Strange Bedfellows: The Clintons, Karl Rove, and Erica Jong (Erica Jong??)
Hillary Clinton
by RJ Eskow | January 12, 2008
The past week has been a play in three acts. First the Clintons went after Obama with some old-fashioned Swiftboating, together with what some observers considered subtle race-baiting. Then Karl Rove turned their lie into a "Republican talking point," garnishing it with a more nakedly racist pitch. Lastly, author Erica Jong issued a Rovian condemnation of Hillary's critics as sexist (all of them, apparently) and topped it off with a little white-liberal bigotry. I want a woman President, too - but not this way.
Act One
I keep hoping Hillary Clinton will change direction, because she's a good Senator and this country needs a woman President. But her cynical (and self-destructive) choices have been hurting the country since that war vote in 2002, and last week's New Hampshire campaign was a new low.
First came the Swiftboating. Her campaign spread flyers around the state containing a lie about Obama's record - one they already knew was a lie. Their claim that Obama had abandoned the pro-choice cause by voting "present" had already been disproved. NOW's Chicago director, a Clinton supporter, described the flyers as "offensive" and added: "I'm very disgusted at this tactic being used by the Clinton campaign."
We'll never know much this deception helped Sen. Clinton's come-from-behind victory.
What about the race card? Michael Eric Dyson says they played it when Bill said that Obama would be "a roll of the dice." Prof. Dyson said this was a play on the racist stereotype of African Americans as gamblers. I'm inclined to give Bill the benefit of the doubt because of his strong civil rights record. On the other hand, Prof. Dyson would be far more attuned to racist pitches than a thickheaded white guy like me, and a Southerner of Pres. Clinton's age would certainly remember all those "roll dem bones" stereotypes.
It certainly looked like racial condescension to me, however, when Hillary dismissed Martin Luther King by saying that Dr. King's "dream" only became real thanks to Lyndon Johnson. That's not only wrong, it's offensive. To get a sense of how hurtful this statement could be, imagine the reaction if Obama had said that "Susan B. Anthony was a good talker but it took Woodrow Wilson to pass the Nineteenth Amendment."
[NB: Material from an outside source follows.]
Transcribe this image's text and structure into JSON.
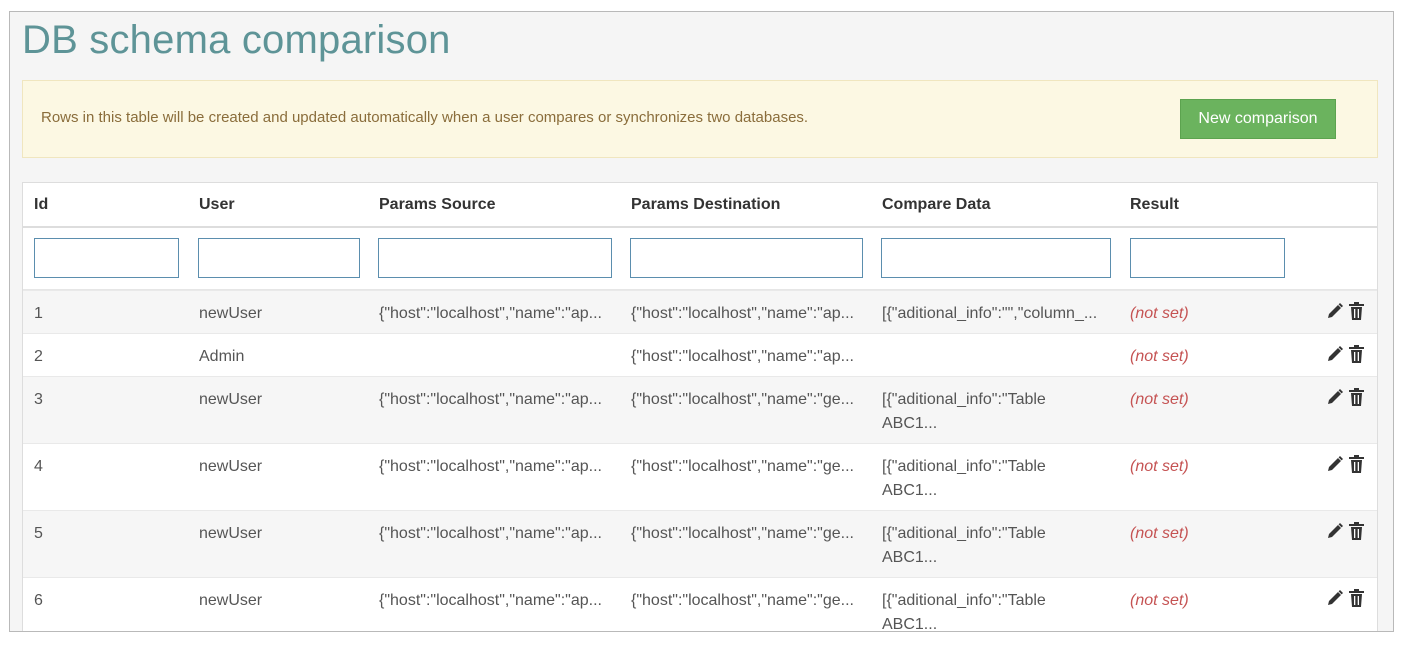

Some would argue that this distorted reading of history is to be expected from a candidate who includes her time with the Rose Law Firm as part of her "thirty five years" of "making change," while dismissing Obama's years of community organizing as "inexperience." What she seems to be saying is that black people didn't change this country - their white patrons did. If this is all unintentional miscommunication, as some will argue, then she should apologize immediately.
But remember: This all came after Clinton supporter Bob Kerrey's Muslim-baiting comments about Obama. If it happens once, it might be an accident. But when it keeps happening it's deeply troubling.